Michael Oren *84 *86
Brendan Smialowski/The New York Times/redux
Michael Oren *84 *86
Michael Oren *84 *86
Brendan Smialowski/The New York Times/redux

Last year, Michael Oren *84 *86   — who was raised in New Jersey and later moved to Israel — became Israeli ambassador to the United States, giving up his U.S. citizenship. He took an untraditional path to his new job: Though he had worked for Prime Minister Yitzhak Rabin in the 1990s, he was not a career diplomat, but a historian — one who had studied with such Princeton giants as Charles Issawi and Bernard Lewis. Oren spoke with PAW at the Israeli embassy in Washington in early March — days before a trip to Israel by Vice President Joe Biden that exposed a rift between the two allies over construction in East Jerusalem. Oren followed up with a telephone interview April 15.  

You’ve said that the United States and Israel agree on about 98.9 percent of things. With relatively new governments in both nations, has that changed?

There is a difference of emphasis and a somewhat different list of priorities. For example, the Obama administration made a more public demand for a settlement construction freeze. But by and large the policies are similar. The Bush administration and the Obama administration, and the previous Israeli government and the current Israeli government, have all signed on to the two-state solution. The Obama administration has been much more activist. And we welcome the activism.

We have seen many times where the U.S. and Israel disagreed on features of one another’s policies — the American sale of AWACS jets to Saudi Arabia in the 1980s, and with Eisenhower in the Suez crisis in the 1950s. This is a difference about a policy — a core policy — but it’s not a departure from longstanding American or Israeli policy, just a matter of emphasis.

Though there’s strong support for Israel among Jewish Americans, that community is not monolithic in its views about Israeli ­policies.

No, it is not! (Laughs) Some people say we should be conceding more; some people say we are conceding too much.

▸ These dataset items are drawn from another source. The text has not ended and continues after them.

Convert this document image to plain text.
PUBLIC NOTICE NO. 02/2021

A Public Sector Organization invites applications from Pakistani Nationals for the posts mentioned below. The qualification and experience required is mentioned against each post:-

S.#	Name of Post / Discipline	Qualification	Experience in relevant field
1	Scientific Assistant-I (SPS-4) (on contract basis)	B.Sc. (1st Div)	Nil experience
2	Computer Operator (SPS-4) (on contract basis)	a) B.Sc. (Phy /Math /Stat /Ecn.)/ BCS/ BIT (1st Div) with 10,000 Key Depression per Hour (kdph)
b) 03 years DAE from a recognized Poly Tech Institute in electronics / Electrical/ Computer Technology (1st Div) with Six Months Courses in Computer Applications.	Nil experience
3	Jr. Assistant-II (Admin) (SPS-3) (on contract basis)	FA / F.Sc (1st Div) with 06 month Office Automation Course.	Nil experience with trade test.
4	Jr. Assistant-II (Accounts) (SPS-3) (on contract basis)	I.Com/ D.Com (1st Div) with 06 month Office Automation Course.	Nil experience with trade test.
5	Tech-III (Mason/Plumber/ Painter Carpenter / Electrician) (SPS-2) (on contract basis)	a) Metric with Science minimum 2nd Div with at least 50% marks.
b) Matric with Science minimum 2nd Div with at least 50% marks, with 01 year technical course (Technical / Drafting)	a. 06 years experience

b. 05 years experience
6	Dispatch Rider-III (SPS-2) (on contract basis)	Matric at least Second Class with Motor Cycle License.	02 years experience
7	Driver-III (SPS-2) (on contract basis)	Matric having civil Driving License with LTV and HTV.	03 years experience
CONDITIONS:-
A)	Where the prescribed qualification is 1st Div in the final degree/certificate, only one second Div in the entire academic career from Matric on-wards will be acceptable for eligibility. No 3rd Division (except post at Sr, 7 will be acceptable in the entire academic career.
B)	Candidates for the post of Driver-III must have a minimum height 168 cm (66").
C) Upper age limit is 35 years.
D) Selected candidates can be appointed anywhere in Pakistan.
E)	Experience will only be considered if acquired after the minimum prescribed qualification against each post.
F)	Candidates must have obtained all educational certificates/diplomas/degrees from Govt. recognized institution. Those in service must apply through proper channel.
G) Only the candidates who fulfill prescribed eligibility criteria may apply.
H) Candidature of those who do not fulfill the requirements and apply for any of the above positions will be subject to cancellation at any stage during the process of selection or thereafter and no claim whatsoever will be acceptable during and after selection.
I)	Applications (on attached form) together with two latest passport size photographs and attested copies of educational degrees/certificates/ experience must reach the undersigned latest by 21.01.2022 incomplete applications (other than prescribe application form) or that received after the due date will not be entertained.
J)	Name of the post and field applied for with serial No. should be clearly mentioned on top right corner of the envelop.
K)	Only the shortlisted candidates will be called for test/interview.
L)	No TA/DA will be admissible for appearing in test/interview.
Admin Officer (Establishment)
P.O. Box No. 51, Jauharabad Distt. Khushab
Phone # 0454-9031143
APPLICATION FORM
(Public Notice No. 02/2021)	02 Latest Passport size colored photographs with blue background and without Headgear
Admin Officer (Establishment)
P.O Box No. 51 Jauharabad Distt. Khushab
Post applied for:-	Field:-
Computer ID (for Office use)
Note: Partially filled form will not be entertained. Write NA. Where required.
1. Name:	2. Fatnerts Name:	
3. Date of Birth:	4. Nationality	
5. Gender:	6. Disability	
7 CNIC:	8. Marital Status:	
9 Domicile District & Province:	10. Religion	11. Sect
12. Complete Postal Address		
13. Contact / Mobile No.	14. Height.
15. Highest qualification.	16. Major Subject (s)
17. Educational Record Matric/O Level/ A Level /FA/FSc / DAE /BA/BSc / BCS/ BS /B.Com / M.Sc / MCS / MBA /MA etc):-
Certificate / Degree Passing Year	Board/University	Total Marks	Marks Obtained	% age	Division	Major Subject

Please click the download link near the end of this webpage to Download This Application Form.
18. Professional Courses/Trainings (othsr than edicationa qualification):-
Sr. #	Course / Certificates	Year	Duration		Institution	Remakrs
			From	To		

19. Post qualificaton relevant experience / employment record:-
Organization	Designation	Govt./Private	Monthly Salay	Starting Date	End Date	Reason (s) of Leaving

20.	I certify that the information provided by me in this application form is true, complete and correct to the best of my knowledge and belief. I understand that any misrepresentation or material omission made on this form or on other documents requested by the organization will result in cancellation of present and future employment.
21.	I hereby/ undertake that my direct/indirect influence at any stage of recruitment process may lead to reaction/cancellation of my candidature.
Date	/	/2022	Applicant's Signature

My job is to seek the common denominators.

You got much attention for refusing to speak to J Street [a Jewish group with liberal views on Israel, founded by Jeremy Ben-Ami ’84]. What are your feelings about that group?

I didn’t refuse to speak to them; I just declined an invitation to appear at their convention. I decline about 10 of those invitations every day. In fact, we always had a dialogue going with J Street. We had some concerns about some of J Street’s policies, which we thought had an impact on Israel’s security interests, but J Street has since moved in ways that to my mind bring them within the mainstream. There was never a boycott of them, and there won’t be, either.  

You were heckled at a recent talk at the University of California, Irvine, and several people were arrested. Is Israel losing the public-relations war among young people?

I don’t think we’re losing it. But that doesn’t mean campuses don’t pose ­formidable challenges to Israel. First is the challenge of speakers on campus — anti-Israel speakers, or pro-Israel speakers who come on campus and are heckled. Then there’s trying to create a balance in the classroom. There is a widening corpus of academic books that present perspectives critical of Israel, but a small subset of books that I would call fair to Israel. Someone who has not a pro-Israel perspective but a fair perspective on Israel will have a hard time getting tenure in a Middle East studies department on an American campus. Over the last few years I’ve devoted a substantial segment of my time to teaching in American universities in an attempt to redress the imbalance.

How does being a historian inform your current job?

I approach every subject with a historical context and a historical consciousness. There’s a school of thought that insists that unqualified support for Israel has been the cornerstone of American foreign policy since 1948. Even a cursory examination of the history will tell you that that’s utterly without foundation. There was no strategic relationship between Israel and the United States until the aftermath of the 1967 war. There were times when the so-called Israel lobby proved incapable of altering American policy. It is an anomalous alliance, in that one member of the alliance doesn’t recognize the capital of the other. If the Israel lobby is so powerful, why can’t they bring that about? And the status of Jerusalem, by the way, falls into that 1.1 percent of things we don’t agree about.

I was having a conversation with the board of a popular publication in the United States. They asked me, ‘Do you really think the Palestinians and the Israelis can ever resolve their differences over the West Bank and get past their irredentist claims?’ I fired back, ‘Well, how many Frenchmen and Germans do you think today are willing to fight and die for Alsace?’ And yet, millions did at one point. I do think it’s possible.